James Altucher has a good article in the NY Post on why silver is a better investment than gold. He argues that silver has better demand fundamentals due to a recovery in industrial demand and inventory restocking. Meanwhile, other than an alternative to fiat currency, gold has no demand fundamentals supporting its current run as jewelry sales have been weak.
Here’s what I like about silver as a long-term investment instead of gold: it’s got the one-two punch. Not only is it a precious metal like its big brother, but the bulk of demand for silver actually comes from its industrial uses: batteries, dentistry and as an electricity conductor.
Silver even has anti-bacterial qualities — which is why surgical equipment is often made with silver (and why 2000 years ago whenever a ship went on a long voyage they’d store water and food in silver vessels). It is the health features of silver that probably led to the various myths surrounding the metal (for instance, it takes a silver bullet to kill a vampire).
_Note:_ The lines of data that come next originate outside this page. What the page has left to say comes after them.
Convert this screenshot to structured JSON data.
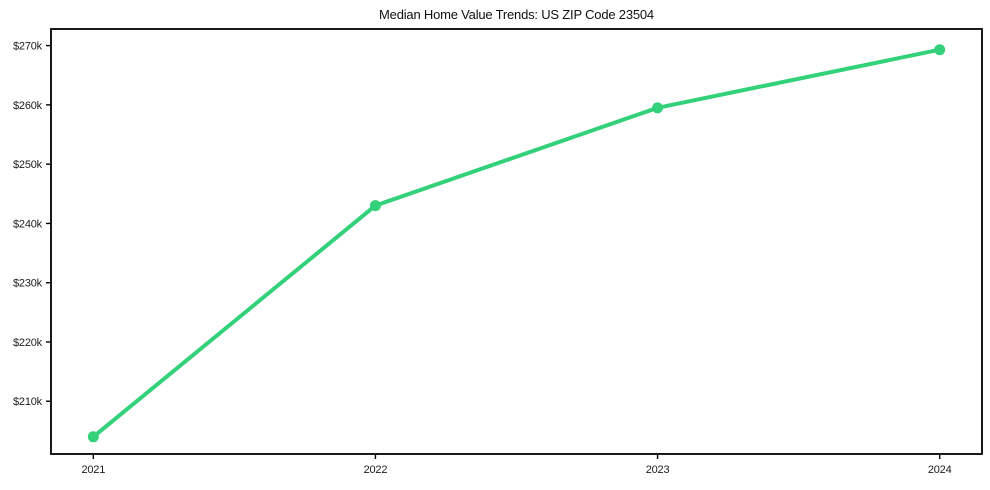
{
  "chart_data": {
    "type": "line",
    "title": "Median Home Value Trends: US ZIP Code 23504",
    "x": [
      2021,
      2022,
      2023,
      2024
    ],
    "x_tick_labels": [
      "2021",
      "2022",
      "2023",
      "2024"
    ],
    "values": [
      204000,
      243000,
      259500,
      269300
    ],
    "y_ticks": [
      210000,
      220000,
      230000,
      240000,
      250000,
      260000,
      270000
    ],
    "y_tick_labels": [
      "$210k",
      "$220k",
      "$230k",
      "$240k",
      "$250k",
      "$260k",
      "$270k"
    ],
    "xlim": [
      2020.85,
      2024.15
    ],
    "ylim": [
      201100,
      272800
    ],
    "grid": false,
    "legend": false,
    "xlabel": "",
    "ylabel": "",
    "line_color": "#33d17a",
    "marker_color": "#33d17a",
    "axis_color": "#000000",
    "tick_color": "#000000",
    "text_color": "#1c1c1c",
    "background_color": "#ffffff"
  }
}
For each of the past 15 years, demand for silver has outpaced the amount of silver mined that year. To meet the demand, the rest of the supply comes from melting down jewelry or from governments selling on the open market. The US used to be the biggest seller of silver, and that’s how the world would meet its annual hunger for the precious metal. But guess what? The US government ran out in 2004. Oops!
Now they have to buy it if they want to put that tiny silver around the quarter. Eventually, high demand and low supply means one thing: higher prices.
He further argues that silver has a one-two punch, being both an industrial play and an inflation hedge (being a precious metal), while gold is but an inflation hedge that is overexposed through mainstream media:
Silver’s also an inflation hedge because it’s a precious metal and because of its industrial uses. It will go up in this economy as the dollar continues to weaken and the economy comes back in 2010. Inventories, cut to all-time lows by businesses in every sector that were anticipating the end of the world that never arrived, will need to be restocked
His final recommendation?
Historically, the ratio of gold prices divided by silver prices is about 40, but at the moment it’s at 60, meaning either gold must come down or silver must go up to get back to its historical levels.
So hold onto your silverware and sell your gold if you need to raise some cash. Or do what the ancients did and give a silver necklace to your child to ward off evil spirits — that’s the twin evil spirits of inflation and poverty.